Dehydration and mercaptan removal
The treated gas from the AGRU is water saturated. Glycol units are typically used to achieve the necessary pipeline specification. Alternatively, molecular sieves are used in cases where cryogenic processes recover the C2+ fraction from the inlet gas, if nitrogen rejection is required, or if the natural gas product is sent to an LNG plant. Water needs to be removed to less than 0.1 ppmv to prevent hydrate formation in the cryogenic sections. Molecular sieves can also be used for mercaptan removal.

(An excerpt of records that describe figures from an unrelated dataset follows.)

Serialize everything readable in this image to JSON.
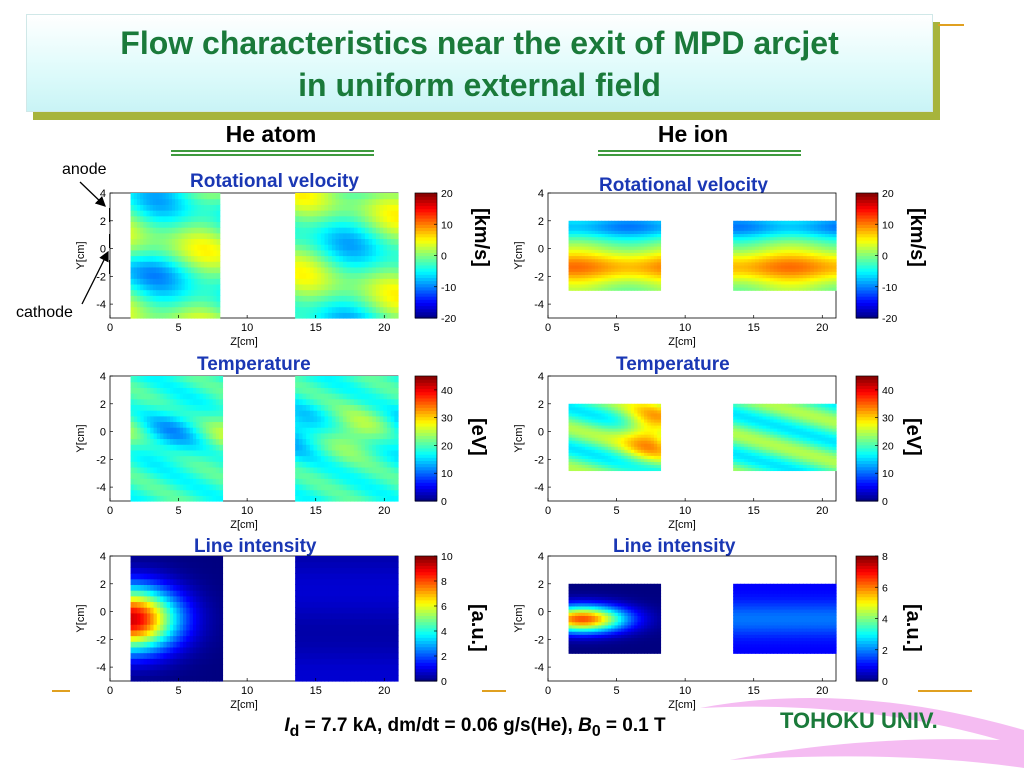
{
  "slide": {
    "title_line1": "Flow characteristics near the exit of MPD arcjet",
    "title_line2": "in uniform external field",
    "col_left": "He atom",
    "col_right": "He ion",
    "label_anode": "anode",
    "label_cathode": "cathode",
    "footer_I": "I",
    "footer_Isub": "d",
    "footer_mid": " = 7.7 kA, dm/dt = 0.06 g/s(He), ",
    "footer_B": "B",
    "footer_Bsub": "0",
    "footer_end": " = 0.1 T",
    "university": "TOHOKU UNIV.",
    "colors": {
      "title_green": "#1a7a3a",
      "panel_title_blue": "#1a37b4",
      "title_shadow": "#a7b43c",
      "accent_orange": "#e0a020"
    }
  },
  "chart_data": [
    {
      "type": "heatmap",
      "panel": "atom-velocity",
      "title": "Rotational velocity",
      "xlabel": "Z[cm]",
      "ylabel": "Y[cm]",
      "xlim": [
        0,
        21
      ],
      "ylim": [
        -5,
        4
      ],
      "xticks": [
        0,
        5,
        10,
        15,
        20
      ],
      "yticks": [
        4,
        2,
        0,
        -2,
        -4
      ],
      "colorbar": {
        "ticks": [
          20,
          10,
          0,
          -10,
          -20
        ],
        "min": -20,
        "max": 20
      },
      "unit": "[km/s]",
      "data_regions": [
        [
          1.5,
          8
        ],
        [
          13.5,
          21
        ]
      ],
      "data_ylim": [
        -5,
        4
      ],
      "mode": "atom-vel"
    },
    {
      "type": "heatmap",
      "panel": "ion-velocity",
      "title": "Rotational velocity",
      "xlabel": "Z[cm]",
      "ylabel": "Y[cm]",
      "xlim": [
        0,
        21
      ],
      "ylim": [
        -5,
        4
      ],
      "xticks": [
        0,
        5,
        10,
        15,
        20
      ],
      "yticks": [
        4,
        2,
        0,
        -2,
        -4
      ],
      "colorbar": {
        "ticks": [
          20,
          10,
          0,
          -10,
          -20
        ],
        "min": -20,
        "max": 20
      },
      "unit": "[km/s]",
      "data_regions": [
        [
          1.5,
          8.2
        ],
        [
          13.5,
          21
        ]
      ],
      "data_ylim": [
        -3,
        2
      ],
      "mode": "ion-vel"
    },
    {
      "type": "heatmap",
      "panel": "atom-temperature",
      "title": "Temperature",
      "xlabel": "Z[cm]",
      "ylabel": "Y[cm]",
      "xlim": [
        0,
        21
      ],
      "ylim": [
        -5,
        4
      ],
      "xticks": [
        0,
        5,
        10,
        15,
        20
      ],
      "yticks": [
        4,
        2,
        0,
        -2,
        -4
      ],
      "colorbar": {
        "ticks": [
          40,
          30,
          20,
          10,
          0
        ],
        "min": 0,
        "max": 45
      },
      "unit": "[eV]",
      "data_regions": [
        [
          1.5,
          8.2
        ],
        [
          13.5,
          21
        ]
      ],
      "data_ylim": [
        -5,
        4
      ],
      "mode": "atom-temp"
    },
    {
      "type": "heatmap",
      "panel": "ion-temperature",
      "title": "Temperature",
      "xlabel": "Z[cm]",
      "ylabel": "Y[cm]",
      "xlim": [
        0,
        21
      ],
      "ylim": [
        -5,
        4
      ],
      "xticks": [
        0,
        5,
        10,
        15,
        20
      ],
      "yticks": [
        4,
        2,
        0,
        -2,
        -4
      ],
      "colorbar": {
        "ticks": [
          40,
          30,
          20,
          10,
          0
        ],
        "min": 0,
        "max": 45
      },
      "unit": "[eV]",
      "data_regions": [
        [
          1.5,
          8.2
        ],
        [
          13.5,
          21
        ]
      ],
      "data_ylim": [
        -2.8,
        2
      ],
      "mode": "ion-temp"
    },
    {
      "type": "heatmap",
      "panel": "atom-intensity",
      "title": "Line intensity",
      "xlabel": "Z[cm]",
      "ylabel": "Y[cm]",
      "xlim": [
        0,
        21
      ],
      "ylim": [
        -5,
        4
      ],
      "xticks": [
        0,
        5,
        10,
        15,
        20
      ],
      "yticks": [
        4,
        2,
        0,
        -2,
        -4
      ],
      "colorbar": {
        "ticks": [
          10,
          8,
          6,
          4,
          2,
          0
        ],
        "min": 0,
        "max": 10
      },
      "unit": "[a.u.]",
      "data_regions": [
        [
          1.5,
          8.2
        ],
        [
          13.5,
          21
        ]
      ],
      "data_ylim": [
        -5,
        4
      ],
      "mode": "atom-int"
    },
    {
      "type": "heatmap",
      "panel": "ion-intensity",
      "title": "Line intensity",
      "xlabel": "Z[cm]",
      "ylabel": "Y[cm]",
      "xlim": [
        0,
        21
      ],
      "ylim": [
        -5,
        4
      ],
      "xticks": [
        0,
        5,
        10,
        15,
        20
      ],
      "yticks": [
        4,
        2,
        0,
        -2,
        -4
      ],
      "colorbar": {
        "ticks": [
          8,
          6,
          4,
          2,
          0
        ],
        "min": 0,
        "max": 8
      },
      "unit": "[a.u.]",
      "data_regions": [
        [
          1.5,
          8.2
        ],
        [
          13.5,
          21
        ]
      ],
      "data_ylim": [
        -3,
        2
      ],
      "mode": "ion-int"
    }
  ]
}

The formation of carbonyl sulphide (COS) is an important consideration when using molecular sieves for dehydration in the presence of sulphur species. COS is formed during the regeneration of the beds, and the resulting regeneration gas requires treatment using a solvent with a high affinity for mercaptans and COS. There can be different approaches to dealing with regeneration gas because of intermittent flows and varying compositions. If a treating system is in place, mercaptans and COS are then routed to the SRU for sulphur recovery. Otherwise, regeneration gas very often ends up blended with fuel gas or routed to the incinerator, depending on allowable sulphur emission levels.
Hydrocarbon liquids recovery
If the gas contains sufficient C2+ fractions, it may be economically feasible to extract these liquids, resulting in a product that may have a higher sales value than natural gas. Hydrocarbon liquid recovery might also be required to meet the heating value specifications of natural gas.
Natural gas polishing
This section covers all other processing steps necessary to meet the sales gas or LNG product specifications, for instance nitrogen rejection in cases where natural gas needs to meet a nitrogen specification, typically ranging from 3-4 vol%.
The liquids from the inlet receiver are conditioned to remove any dissolved salts and to collect any hydrate inhibitors present in the raw gas. Stripping off the light components stabilises hydrocarbons from the inlet receiver. The liquids from the hydrocarbon recovery may be further processed in a natural gas liquids (NGL) fractionation train, resulting in ethane, propane, butane, and natural gasoline fractions.
Sulphur block configuration and evaluation criteria
The following are key criteria for the sulphur block when meeting natural gas specifications:
• CO2 removal from a gas that contains no H2S
• H2S removal from a gas that contains no CO2
• Simultaneous removal of both CO2 and H2S
• Selective removal of H2S from a gas that contains both CO2 and H2S.